Nicola Aslan, no seu “Comentários ao Ritual de Aprendiz”, ao analisar estes dois modos de ser da Maçonaria, faz uma série de observações que esclarece da seguinte forma:
“A Maçonaria apresenta dois aspectos que lhe conferem duas personalidades muito distintas: o exotérico e o esotérico:
- O primeiro, o exotérico ou jurídico, assegura-lhe a sua qualidade de sociedade civil perante os poderes públicos e trata da organização do governo da Instituição, através de leis e regulamentos mais ou menos semelhantes aos das demais associações profanas.
- O segundo, o esotérico, que é o mais importante, confere-lhe o seu aspecto de associação moral e espiritual, única razão de ser da Instituição maçónica. Trata-se dos Ritos Iniciáticos, da liturgia, e também do ensino simbólico, esotérico e filosófico da Ordem. Este ensino não obedece a programas previamente organizados, não tem regulamentação determinada e nem leis escritas”.
Esta mensagem, que se perpetua através da Tradição, de um lado, do estudo e da meditação, do outro, é eminentemente autodidáctica. Embora não se baseie em livros e tratados, estes abrem-lhe todavia horizontes muito mais amplos, fazendo germinar ideias e pensamentos mais profundos, os quais, por sua vez, desenvolvem a intuição que abre o caminho para a Verdade.
Em todos os colégios iniciáticos da Antiguidade, dos quais a Maçonaria adoptou os métodos, o ensino era conferido sob forma de Ritos e de Símbolos, e com o mínimo de palavras interpretativas. Consideravam o gesto e a encenação muito mais eloquentes que a linguagem falada, visto que neles estava encerrado algo que devia ser adivinhado, e quem não compreendesse era considerado rebelde à Iniciação e permanecia profano.
Nos nossos dias todavia, quando o progresso e a ciência se fazem sentir em todos os domínios, e os conhecimentos humanos adquiriram proporções inimagináveis, o tempo de que um homem dispõe torna-se cada vez mais escasso, e os compromissos de toda ordem pesam de maneira opressiva sobre todos.
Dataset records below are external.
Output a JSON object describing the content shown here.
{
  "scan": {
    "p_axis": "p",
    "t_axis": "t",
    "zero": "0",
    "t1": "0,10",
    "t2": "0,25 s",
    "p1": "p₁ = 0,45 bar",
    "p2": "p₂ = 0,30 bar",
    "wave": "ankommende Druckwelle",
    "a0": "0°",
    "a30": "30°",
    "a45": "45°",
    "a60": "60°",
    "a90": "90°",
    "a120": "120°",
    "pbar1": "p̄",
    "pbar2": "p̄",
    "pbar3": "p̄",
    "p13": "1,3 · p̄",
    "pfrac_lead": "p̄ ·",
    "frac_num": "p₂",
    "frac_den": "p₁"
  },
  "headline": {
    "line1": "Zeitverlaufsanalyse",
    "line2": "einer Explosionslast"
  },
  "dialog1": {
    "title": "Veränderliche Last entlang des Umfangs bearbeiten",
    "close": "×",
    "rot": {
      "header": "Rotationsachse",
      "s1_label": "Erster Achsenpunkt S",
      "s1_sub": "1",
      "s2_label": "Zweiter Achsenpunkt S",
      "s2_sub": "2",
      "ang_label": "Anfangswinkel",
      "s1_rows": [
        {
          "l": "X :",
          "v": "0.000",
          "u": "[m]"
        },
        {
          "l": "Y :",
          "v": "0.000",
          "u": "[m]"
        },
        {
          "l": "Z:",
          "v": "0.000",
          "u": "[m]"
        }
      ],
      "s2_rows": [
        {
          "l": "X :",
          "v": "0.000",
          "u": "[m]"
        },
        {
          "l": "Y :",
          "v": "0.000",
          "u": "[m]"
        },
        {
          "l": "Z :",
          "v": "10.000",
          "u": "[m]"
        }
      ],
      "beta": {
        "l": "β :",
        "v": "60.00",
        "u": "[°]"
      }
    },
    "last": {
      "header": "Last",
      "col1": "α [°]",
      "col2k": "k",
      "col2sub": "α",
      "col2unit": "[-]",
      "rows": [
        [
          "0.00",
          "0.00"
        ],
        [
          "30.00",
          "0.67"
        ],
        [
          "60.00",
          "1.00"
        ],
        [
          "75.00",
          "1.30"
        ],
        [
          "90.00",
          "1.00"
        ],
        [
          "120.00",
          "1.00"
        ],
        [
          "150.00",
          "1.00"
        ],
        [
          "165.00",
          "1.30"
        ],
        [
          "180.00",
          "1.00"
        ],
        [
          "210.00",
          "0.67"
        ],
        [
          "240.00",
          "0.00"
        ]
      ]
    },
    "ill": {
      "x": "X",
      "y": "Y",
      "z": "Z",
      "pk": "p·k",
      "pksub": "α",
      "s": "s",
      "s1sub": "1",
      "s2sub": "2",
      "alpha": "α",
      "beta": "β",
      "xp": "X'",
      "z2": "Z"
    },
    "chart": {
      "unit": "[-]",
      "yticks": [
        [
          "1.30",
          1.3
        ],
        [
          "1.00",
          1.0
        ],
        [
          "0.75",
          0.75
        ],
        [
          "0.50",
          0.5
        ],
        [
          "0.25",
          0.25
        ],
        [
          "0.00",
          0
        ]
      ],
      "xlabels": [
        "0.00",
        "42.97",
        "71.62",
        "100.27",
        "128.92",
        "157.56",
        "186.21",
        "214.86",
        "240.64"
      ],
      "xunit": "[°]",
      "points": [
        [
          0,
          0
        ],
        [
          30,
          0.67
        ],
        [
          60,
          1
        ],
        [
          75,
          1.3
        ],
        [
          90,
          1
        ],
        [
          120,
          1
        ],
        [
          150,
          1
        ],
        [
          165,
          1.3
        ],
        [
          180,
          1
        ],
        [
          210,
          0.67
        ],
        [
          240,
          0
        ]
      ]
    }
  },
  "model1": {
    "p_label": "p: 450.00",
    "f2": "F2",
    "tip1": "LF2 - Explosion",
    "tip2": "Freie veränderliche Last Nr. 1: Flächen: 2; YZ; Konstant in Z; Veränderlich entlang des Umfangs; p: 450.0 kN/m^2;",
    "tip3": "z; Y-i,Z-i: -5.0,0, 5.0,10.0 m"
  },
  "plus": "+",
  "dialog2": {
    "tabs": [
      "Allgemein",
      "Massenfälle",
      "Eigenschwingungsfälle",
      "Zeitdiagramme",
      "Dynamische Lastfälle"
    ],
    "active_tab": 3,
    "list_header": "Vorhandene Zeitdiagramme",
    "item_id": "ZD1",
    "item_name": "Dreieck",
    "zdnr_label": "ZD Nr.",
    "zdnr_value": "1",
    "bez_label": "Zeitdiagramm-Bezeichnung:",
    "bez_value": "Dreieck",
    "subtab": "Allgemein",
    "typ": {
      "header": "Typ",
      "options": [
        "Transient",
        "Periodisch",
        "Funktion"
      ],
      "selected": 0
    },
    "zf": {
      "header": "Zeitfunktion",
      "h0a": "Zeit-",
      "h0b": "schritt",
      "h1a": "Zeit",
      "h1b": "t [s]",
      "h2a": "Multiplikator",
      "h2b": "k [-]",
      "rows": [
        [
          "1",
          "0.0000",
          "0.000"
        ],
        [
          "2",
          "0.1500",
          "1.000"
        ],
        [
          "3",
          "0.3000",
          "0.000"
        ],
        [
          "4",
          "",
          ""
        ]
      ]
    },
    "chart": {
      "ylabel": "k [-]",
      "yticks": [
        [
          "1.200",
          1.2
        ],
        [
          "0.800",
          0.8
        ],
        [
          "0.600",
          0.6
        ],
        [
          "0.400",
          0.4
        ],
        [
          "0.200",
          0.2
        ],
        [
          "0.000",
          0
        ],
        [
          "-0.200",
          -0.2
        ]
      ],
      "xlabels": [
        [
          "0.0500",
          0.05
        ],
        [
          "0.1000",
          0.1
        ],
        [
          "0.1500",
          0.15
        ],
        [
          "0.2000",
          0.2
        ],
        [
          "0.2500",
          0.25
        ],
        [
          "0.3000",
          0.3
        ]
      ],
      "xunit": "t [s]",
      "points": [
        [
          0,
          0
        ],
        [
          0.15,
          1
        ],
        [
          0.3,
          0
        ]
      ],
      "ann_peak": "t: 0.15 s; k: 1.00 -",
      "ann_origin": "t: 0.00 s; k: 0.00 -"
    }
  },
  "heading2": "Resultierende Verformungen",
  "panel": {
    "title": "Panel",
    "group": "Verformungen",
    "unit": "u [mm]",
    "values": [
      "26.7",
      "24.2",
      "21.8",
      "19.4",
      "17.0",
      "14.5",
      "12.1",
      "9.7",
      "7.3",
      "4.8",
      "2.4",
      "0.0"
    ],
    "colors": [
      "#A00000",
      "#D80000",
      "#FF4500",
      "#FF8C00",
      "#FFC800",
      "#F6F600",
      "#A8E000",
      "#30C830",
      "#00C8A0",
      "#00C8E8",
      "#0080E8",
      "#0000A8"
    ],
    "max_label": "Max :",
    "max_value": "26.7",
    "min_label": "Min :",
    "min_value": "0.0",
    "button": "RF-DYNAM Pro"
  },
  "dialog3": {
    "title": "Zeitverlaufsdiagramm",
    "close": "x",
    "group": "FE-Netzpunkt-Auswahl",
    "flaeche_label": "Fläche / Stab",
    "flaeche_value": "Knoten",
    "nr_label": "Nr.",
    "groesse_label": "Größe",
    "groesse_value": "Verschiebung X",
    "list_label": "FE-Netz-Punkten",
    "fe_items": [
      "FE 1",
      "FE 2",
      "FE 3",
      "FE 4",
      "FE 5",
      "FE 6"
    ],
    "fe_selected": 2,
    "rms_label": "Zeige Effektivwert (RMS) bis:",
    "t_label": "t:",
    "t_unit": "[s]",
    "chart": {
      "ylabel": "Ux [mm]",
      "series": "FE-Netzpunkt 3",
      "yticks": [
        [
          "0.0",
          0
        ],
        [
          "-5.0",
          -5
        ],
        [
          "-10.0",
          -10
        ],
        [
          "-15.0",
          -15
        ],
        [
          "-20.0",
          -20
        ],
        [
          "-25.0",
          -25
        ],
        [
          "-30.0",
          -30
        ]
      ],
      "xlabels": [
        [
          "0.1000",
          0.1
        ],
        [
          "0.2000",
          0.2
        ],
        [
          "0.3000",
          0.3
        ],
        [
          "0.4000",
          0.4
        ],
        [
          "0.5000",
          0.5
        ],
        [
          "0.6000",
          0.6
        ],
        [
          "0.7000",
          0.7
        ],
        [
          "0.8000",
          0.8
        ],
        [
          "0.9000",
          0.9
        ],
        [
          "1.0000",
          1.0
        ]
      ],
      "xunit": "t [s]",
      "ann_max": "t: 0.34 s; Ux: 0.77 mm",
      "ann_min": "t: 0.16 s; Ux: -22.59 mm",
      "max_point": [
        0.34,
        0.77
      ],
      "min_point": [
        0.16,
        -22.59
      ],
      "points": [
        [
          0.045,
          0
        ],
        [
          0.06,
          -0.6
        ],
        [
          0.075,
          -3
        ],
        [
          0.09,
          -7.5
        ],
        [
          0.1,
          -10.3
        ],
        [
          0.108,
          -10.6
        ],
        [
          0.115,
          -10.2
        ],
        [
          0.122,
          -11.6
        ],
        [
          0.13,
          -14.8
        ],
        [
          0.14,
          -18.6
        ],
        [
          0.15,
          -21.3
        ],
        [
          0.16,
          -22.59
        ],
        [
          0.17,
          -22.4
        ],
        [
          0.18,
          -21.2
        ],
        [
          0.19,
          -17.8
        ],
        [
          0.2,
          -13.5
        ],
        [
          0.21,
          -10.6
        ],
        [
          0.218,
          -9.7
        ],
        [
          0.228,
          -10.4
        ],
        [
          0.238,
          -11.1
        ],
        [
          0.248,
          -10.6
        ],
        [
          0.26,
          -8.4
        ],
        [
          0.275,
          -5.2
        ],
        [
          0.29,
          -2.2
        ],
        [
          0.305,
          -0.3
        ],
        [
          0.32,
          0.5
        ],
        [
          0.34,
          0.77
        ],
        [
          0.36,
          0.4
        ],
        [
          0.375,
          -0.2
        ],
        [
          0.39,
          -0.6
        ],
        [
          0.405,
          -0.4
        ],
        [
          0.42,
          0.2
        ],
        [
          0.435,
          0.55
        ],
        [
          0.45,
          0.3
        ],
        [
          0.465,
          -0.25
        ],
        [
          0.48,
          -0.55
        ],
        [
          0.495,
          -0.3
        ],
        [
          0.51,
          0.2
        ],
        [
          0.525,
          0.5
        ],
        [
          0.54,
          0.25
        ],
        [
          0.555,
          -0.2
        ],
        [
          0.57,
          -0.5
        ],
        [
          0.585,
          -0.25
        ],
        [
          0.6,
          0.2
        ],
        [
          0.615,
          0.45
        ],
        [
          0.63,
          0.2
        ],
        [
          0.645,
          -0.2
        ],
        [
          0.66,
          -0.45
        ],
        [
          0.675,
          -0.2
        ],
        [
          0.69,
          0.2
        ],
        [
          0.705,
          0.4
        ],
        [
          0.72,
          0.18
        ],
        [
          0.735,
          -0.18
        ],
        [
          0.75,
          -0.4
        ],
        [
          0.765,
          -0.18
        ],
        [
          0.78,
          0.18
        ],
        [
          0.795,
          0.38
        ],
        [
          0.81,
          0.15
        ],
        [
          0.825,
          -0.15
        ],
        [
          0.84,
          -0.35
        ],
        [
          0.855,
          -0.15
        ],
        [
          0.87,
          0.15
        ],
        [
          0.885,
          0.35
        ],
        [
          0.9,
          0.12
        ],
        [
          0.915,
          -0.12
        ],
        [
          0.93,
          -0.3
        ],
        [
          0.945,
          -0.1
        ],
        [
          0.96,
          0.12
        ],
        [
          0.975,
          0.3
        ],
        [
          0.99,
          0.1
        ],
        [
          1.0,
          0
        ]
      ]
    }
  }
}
E não obstante, a Iniciação não sofreu grandes modificações nas suas finalidade, eis que, como a Religião, ela responde a anseios de religiosidade e de espiritualidade inatos ao ser humano.
Apenas o seu ensino, a instrução mais generalizada e o auxílio preponderante do livro, adquiriu um Grau de elevação muito maior, tendo sido expurgado de uma escória de conhecimentos obsoletos, de superstições e crendices que o desacreditavam perante a elite intelectual contemporânea.
Embora publicados com maior número de palavras, os Rituais não podem contudo transmitir todos os conhecimentos Iniciáticos e todos os ensinos doutrinários. Explicando apenas uma parte mínima, deixam que o Neófito empregue esforços para compreender por si mesmo o significado dos Símbolos, dando-lhe a sua própria interpretação simbólica, esotérica, teosófica, etc.
Esta lei não escrita é respeitada por todas as Obediências maçónicas e se as Constituições permitem a cada Potência “alterar, revogar ou anular leis e regulamentos”, afirmam, todavia, que são em última análise, a lei não escrita da Maçonaria, na qual estão compreendidos os “usos e costumes” da Fraternidade que é necessário conhecer, estudar e compreender. Alguns deles, entre os quais a Iniciação, perdem-se na pré-história, razão pela qual numerosos escritores têm confundido a Maçonaria com a Iniciação.
Certas constituições dizem ainda que serão respeitados os princípios gerais das Constituições de Anderson e certos postulados universais da Ordem, entre os quais estão citados: a existência de um Princípio Criador – o Grande Arquitecto do Universo -, o sigilo, o simbolismo da Maçonaria Operativa, etc.
Porém, desde o seu aparecimento, o racionalismo começou a minar, para, em seguida, declarar guerra sem quartel ao Simbolismo, base incontestável de toda a ensinança maçónica; pois enquanto o racionalismo só dá valor ao que é positivo, preciso e baseado na observação metódica, o Simbolismo limita a sua acção a sugestões indefinidas que se dirigem à imaginação.
E assim, repletos de saber positivo e científico, numerosos Maçons passaram a desprezar o simbolismo, tão ligado às religiões, acabando por abandonar o seu estudo, e esta ciência, sagrada noutras épocas e essencialmente iniciática, tornou-se, para a maioria, letra morta. Desta forma, embora todos entrem para a Maçonaria pela porta da Iniciação, poucos são dotados com a necessária predisposição de espírito para compreendê-la, continuando nela com o mesmo sistema de vida, as mesmas preocupações e objectivos meramente profanos.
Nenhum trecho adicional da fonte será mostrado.